Conner: "Right, Right. Some of it is we have some people in middle school who are
really waiting to get a-high school position. And uh those people have very
little or no commitment to the middle schools. I don't mind having a good
teacher who wants to be a high school teacher, or an elementary teacher, but
I really prefer having someone who really wants to be here and doing this
(17)
kind of thing. But I really don't think we have ever identified, part of it because
of different philosophies, we haven't sought the middle ground, and we haven't
sought the things we agree on. We haven't majored on those, we have majored
on the things we disagree on and that is really too bad. We need to unite
and come together and really push this thing. Of course part of it is
there are only six middle schools, as applied to 13 or 14 elementary schools."

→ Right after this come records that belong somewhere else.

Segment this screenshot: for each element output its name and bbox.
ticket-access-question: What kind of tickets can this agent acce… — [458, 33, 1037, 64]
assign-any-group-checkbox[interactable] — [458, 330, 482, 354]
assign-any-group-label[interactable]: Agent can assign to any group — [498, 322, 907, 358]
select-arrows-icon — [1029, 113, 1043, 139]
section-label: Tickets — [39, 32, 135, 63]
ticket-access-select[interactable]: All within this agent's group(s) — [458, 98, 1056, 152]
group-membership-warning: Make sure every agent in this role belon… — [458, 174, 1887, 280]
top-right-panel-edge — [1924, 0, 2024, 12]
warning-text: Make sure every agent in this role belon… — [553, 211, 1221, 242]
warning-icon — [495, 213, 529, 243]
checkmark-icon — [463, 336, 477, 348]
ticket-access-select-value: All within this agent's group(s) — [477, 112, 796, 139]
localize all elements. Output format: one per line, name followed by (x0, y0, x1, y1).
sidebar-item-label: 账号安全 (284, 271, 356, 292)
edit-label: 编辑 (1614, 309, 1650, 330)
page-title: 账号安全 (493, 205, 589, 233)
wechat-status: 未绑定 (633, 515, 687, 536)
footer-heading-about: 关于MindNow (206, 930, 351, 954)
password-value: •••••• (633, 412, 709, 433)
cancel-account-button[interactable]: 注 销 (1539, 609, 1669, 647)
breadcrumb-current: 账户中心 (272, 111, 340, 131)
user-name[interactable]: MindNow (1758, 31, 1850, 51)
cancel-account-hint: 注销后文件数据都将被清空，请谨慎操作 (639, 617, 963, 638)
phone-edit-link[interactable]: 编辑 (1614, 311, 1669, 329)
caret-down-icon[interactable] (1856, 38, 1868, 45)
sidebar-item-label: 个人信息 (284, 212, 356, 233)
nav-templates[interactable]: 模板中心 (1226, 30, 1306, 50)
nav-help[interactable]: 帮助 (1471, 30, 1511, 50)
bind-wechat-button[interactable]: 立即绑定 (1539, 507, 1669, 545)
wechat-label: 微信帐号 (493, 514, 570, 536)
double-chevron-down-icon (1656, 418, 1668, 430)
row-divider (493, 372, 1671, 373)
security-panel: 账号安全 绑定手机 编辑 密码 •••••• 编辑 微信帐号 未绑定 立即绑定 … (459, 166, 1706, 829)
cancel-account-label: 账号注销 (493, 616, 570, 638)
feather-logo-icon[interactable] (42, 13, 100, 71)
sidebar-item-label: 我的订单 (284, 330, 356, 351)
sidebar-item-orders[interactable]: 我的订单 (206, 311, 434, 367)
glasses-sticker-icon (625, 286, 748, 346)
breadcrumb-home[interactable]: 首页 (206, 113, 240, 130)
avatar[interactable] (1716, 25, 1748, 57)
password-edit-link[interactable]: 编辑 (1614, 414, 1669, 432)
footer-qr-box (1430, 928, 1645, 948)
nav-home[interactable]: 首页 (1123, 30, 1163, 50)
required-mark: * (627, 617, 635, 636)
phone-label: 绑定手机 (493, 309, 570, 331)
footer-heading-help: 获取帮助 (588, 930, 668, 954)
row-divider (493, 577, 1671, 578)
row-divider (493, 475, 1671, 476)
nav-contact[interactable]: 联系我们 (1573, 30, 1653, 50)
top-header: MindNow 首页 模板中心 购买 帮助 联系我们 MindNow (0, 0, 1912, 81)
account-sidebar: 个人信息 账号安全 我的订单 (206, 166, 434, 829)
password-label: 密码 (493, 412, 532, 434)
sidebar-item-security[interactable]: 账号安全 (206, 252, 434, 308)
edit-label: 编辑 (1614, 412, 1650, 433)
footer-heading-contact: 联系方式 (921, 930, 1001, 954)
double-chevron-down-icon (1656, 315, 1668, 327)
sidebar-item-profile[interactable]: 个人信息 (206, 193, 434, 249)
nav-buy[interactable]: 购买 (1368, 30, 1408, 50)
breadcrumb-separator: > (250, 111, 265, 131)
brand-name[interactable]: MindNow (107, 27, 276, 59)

I:But six middle schools added together.........
Conner: "Yes, it would be quite a force if we agreed these are the kinds of things
we will push for. We do need to deal with that and we need to get our
teachers involved, not just administrators but teachers involved too. And we
need to get some help from outside too. We need some people speaking for us
to tell other people these are the things we really need to offer in this
program."
I:Does the PRIME bill deal with some of this?
Conner: "I think it deals with some of it. I think it kind of jerked us in
another direction somewhat but we'll have to wait and see how that turns out."
(laughter)
That is all the questions I will bother you with today.